Son sourire réveille un peu les âmes endormies et Julie se lève la première pour saluer tout le monde. Franchissant la porte, elle est suivie de près par Olivier qui se contente d'un « Aurevoir » poli.
Léna éteint la lampe et la bibliothèque est plongée dans le noir. Nous la suivons à la queue leu leu jusqu'à la sortie. Hugo en second, suivit de près par Guillaume puis Monique. Derrière elle, les jumeaux se tiennent la main en sautillant, visiblement épargnés par la fatigue. Ils sont suivis d'Axelle qui tient une Rosie endormie dans ses bras, tandis que je ferme la marche.
Après que Léna a refermé la porte, notre petit bataillon s'élance sur les chemins du parc, sous une lune éclatante de blancheur. On pourrait presque la faire jouer dans une pub pour le dentifrice. Monique marche en silence à mes côtés, les yeux fixés sur Léna et Guillaume qui rigolent ensemble en face de nous.
— Et tu te souviens de la fois où on avait mis du savon dans le bocal de Jimmy en soufflant avec une paille pour faire monter les bulles ? le blond éclate de rire. Ta mère nous avait hurlé dessus en rentrant ! Heureusement ta sœur avait sorti le poisson sain et sauf de son vase préféré...

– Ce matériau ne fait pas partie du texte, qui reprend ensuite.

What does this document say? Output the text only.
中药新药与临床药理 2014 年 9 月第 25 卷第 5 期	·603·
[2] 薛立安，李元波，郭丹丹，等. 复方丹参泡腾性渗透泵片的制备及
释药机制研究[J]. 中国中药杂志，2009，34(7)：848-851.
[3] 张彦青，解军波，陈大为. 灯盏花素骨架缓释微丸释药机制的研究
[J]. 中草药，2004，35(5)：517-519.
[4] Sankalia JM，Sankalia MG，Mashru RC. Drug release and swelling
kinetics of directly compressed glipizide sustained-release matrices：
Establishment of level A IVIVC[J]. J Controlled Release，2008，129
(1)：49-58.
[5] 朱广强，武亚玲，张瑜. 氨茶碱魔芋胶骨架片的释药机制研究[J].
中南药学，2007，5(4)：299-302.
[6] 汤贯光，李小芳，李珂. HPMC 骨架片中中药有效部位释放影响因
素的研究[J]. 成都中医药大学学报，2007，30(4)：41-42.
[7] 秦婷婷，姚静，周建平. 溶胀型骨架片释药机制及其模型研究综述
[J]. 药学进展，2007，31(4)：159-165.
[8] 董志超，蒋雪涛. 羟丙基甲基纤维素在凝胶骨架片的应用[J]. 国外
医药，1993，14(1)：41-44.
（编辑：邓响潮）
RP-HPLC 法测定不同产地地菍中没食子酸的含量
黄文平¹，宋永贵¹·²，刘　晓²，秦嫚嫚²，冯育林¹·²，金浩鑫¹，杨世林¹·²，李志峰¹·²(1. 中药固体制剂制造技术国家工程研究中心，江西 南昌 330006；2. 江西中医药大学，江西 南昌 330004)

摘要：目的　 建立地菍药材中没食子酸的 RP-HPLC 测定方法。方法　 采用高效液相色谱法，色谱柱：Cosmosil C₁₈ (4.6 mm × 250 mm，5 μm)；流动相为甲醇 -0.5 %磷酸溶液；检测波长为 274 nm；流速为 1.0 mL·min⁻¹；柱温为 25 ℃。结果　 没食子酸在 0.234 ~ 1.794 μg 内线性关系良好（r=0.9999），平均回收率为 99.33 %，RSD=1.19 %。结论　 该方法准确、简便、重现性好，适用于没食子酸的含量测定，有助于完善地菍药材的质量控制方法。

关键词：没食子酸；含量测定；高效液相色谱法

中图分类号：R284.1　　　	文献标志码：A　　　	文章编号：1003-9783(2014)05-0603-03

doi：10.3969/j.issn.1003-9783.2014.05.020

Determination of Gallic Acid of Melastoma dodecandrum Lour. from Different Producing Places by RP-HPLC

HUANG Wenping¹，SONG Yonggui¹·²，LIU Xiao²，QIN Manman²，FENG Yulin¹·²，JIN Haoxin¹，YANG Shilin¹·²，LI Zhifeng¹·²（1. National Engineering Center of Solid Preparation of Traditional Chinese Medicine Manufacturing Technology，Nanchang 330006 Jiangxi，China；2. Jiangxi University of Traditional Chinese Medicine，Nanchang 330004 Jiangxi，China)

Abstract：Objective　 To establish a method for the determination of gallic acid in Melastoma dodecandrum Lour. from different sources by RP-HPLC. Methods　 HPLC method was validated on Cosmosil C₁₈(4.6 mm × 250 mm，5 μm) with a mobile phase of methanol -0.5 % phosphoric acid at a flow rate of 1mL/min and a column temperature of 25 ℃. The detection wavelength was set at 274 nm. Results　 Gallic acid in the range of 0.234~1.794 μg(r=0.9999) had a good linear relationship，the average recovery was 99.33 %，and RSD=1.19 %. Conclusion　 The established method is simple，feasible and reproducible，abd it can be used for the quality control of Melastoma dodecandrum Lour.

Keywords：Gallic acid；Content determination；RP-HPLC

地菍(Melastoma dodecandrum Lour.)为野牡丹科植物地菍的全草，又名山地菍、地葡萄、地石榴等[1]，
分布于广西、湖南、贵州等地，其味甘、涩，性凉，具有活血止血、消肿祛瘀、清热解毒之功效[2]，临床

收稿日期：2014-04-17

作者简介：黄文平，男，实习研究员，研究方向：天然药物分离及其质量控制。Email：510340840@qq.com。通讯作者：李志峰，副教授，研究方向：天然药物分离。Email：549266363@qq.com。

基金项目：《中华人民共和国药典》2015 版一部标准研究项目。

— Sauf qu'elle l'avait cassé en voulant le vider dans l'évier, le rire de Léna résonne dans la nuit froide. On n'a pas pu se voir pendant trois semaines après ça !
— Les pires semaines de ma vie ! confirme Guillaume.
Mon amie soupire avant de renchérir :
— Vous alliez vraiment bien ensemble elle et toi... J'aurais aimé que ça continue comme ça.
Une sorte d'ombre s'abat sur Guillaume. Sa joie semble être retombée, pourtant il poursuit sur le ton de l'humour :
— Oh crois moi, j'aurais fait un bien piètre beau-frère ! Et le mariage aurait sûrement fini en bataille de gâteau...
Leurs yeux se croisent et se sourient, avant de retomber faiblement à terre. Un fantôme semble flotter entre eux.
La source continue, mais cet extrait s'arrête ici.